GROUPE FRANCOPHONE
DE REHABILITATION AMELIOREE APRES CHIRURGIE

Effects of anaesthesia and analgesia on long-term outcome after total knee replacement: A prospective, observational, multicentre study. Bugada D, Allegri M, Gemma M, Ambrosoli AL, Gazzerro G, Chiumiento F et al. Eur J Anaesthesiol 2017;34:665-672.

Résumé

Introduction : L'anesthésie loco-régionale (ALR) permet d’obtenir une analgésie post-opératoire efficace après arthroplastie totale du genou (PTG) et probablement de diminuer le risque de persistance d’une douleur chronique (dl chr.) à 6 mois.
Matériel et méthodes : Le but de cette étude était d'évaluer l'impact de l'ALR sur la persistance d’une dl chr. à 6 mois (définie par EVA>3 au repos ou à la mobilisation et consommation d’antalgiques), les résultats fonctionnels à long terme et la qualité de vie (QV) après PTG. L’étude a été proscpective, observationnelle et multicentrique incluant les patients opérés d’une PTG unilatérale, ASA 1 à 3 et jamais opérés du genou. La dl chr. a été évaluée par un investigateur en aveugle par téléphone à 1, 3 et 6 mois, ainsi que la satisfaction du patient, la QV et la capacité de marche.
Résultats: 5 hôpitaux privés ou universitaires italiens ont inclus 563 patients de 2012 à 2015. A 6 mois, 21,6% des patients avaient une dl chr. et l'autonomie n'a été améliorée que dans 56,3% des cas. La qualité de vie a été aggravée ou inchangée chez 30,7% des patients et améliorée chez 69,3%. Les patients ayant eu une ALR continue (nerf nerveux périphérique avec cathéter ou péridurale) présentaient une EVA plus basse à J1, J2 et jusqu'à 1 mois comparativement au bloc nerveux périphérique à injection unique et à ceux qui n'avaient reçu aucun type d’ALR. Aucune différence n'a été trouvée entre ces 2 derniers groupes. La dl chr. à 3 ou 6 mois n'étaient pas significativement influencée par le type d'analgésie postopératoire.
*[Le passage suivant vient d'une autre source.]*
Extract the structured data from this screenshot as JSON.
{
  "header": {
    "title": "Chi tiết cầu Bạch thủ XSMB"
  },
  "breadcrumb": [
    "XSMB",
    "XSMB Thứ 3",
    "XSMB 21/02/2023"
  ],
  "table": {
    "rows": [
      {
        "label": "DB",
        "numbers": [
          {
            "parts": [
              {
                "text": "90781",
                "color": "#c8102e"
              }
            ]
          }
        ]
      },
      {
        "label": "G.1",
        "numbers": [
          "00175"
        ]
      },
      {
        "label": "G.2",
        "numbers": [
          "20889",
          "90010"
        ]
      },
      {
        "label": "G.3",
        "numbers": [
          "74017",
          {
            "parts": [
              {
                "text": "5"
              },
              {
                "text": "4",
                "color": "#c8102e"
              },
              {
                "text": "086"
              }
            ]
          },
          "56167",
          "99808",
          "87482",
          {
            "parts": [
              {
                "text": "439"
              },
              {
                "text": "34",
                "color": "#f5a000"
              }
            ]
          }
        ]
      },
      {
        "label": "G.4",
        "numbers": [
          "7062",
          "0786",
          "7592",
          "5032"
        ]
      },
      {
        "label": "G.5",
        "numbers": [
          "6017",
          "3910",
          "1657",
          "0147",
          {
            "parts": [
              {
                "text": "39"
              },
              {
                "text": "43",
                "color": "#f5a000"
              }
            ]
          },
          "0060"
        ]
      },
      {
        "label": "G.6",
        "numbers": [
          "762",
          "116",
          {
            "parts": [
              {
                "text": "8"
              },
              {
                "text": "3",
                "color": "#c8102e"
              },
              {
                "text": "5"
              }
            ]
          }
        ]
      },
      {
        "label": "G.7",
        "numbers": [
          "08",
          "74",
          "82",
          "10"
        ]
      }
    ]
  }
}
Un score EVA plus élevé à 1 mois, un âge jeune, des antécédents d'anxio-dépressif, un statut pro-inflammatoire, un IMC plus élevé et un score ASA bas étaient associés à une incidence plus élevée de dl chr. et à une moins bonne QV à 6 mois.
Conclusion des auteurs : l’ALR continue procure un bénéfice analgésique jusqu'à 1 mois après la chirurgie, mais n'influence pas la dl chr. à 6 mois. Les patients les plus exigeants pour la chirurgie, un statut inflammatoire pre-op et une perspective pessimiste sont des facteurs de risque de développer une dl chr.

Commentaires :

Ce que l’on savait avant l’étude : une mauvaise prise en charge de la douleur en post-opératoire immédiat (EVA élevée jusqu’à J4) est associé à un risque de survenue de douleur chronique (Ann Surg 2007;245:487–94), une moins bonne récupération fonctionnelle et d’une moins bonne QV à 6 mois. Le type d’ALR recommandé après PTG n’est pas clairement établi et les pratiques sont hétérogènes (Anesthesiology 2017; 126:923-37).

Ce qu’apporte cette étude : il s’agit d’une des plus grandes études de cohorte étudiant la corrélation entre le type d’anesthésie et d’analgésie après PTG et le risque de survenue d’une dl chr. Elle montre le bénéfice de l’ALR continue sur la douleur aigue et la douleur chronique jusqu’à 1 mois, mais n’a pas réussi à montrer quelle type d’analgésie était supérieur pour prévenir la dl chr à 6 mois. Les faiblesses de l’étude outre probablement le nombre encore insuffisant de patients pour montrer une différence à 6 mois est l’absence de données sur la durée de séjour en fonction du type d’ALR et l’application ou non d’un protocole de réhabilitation.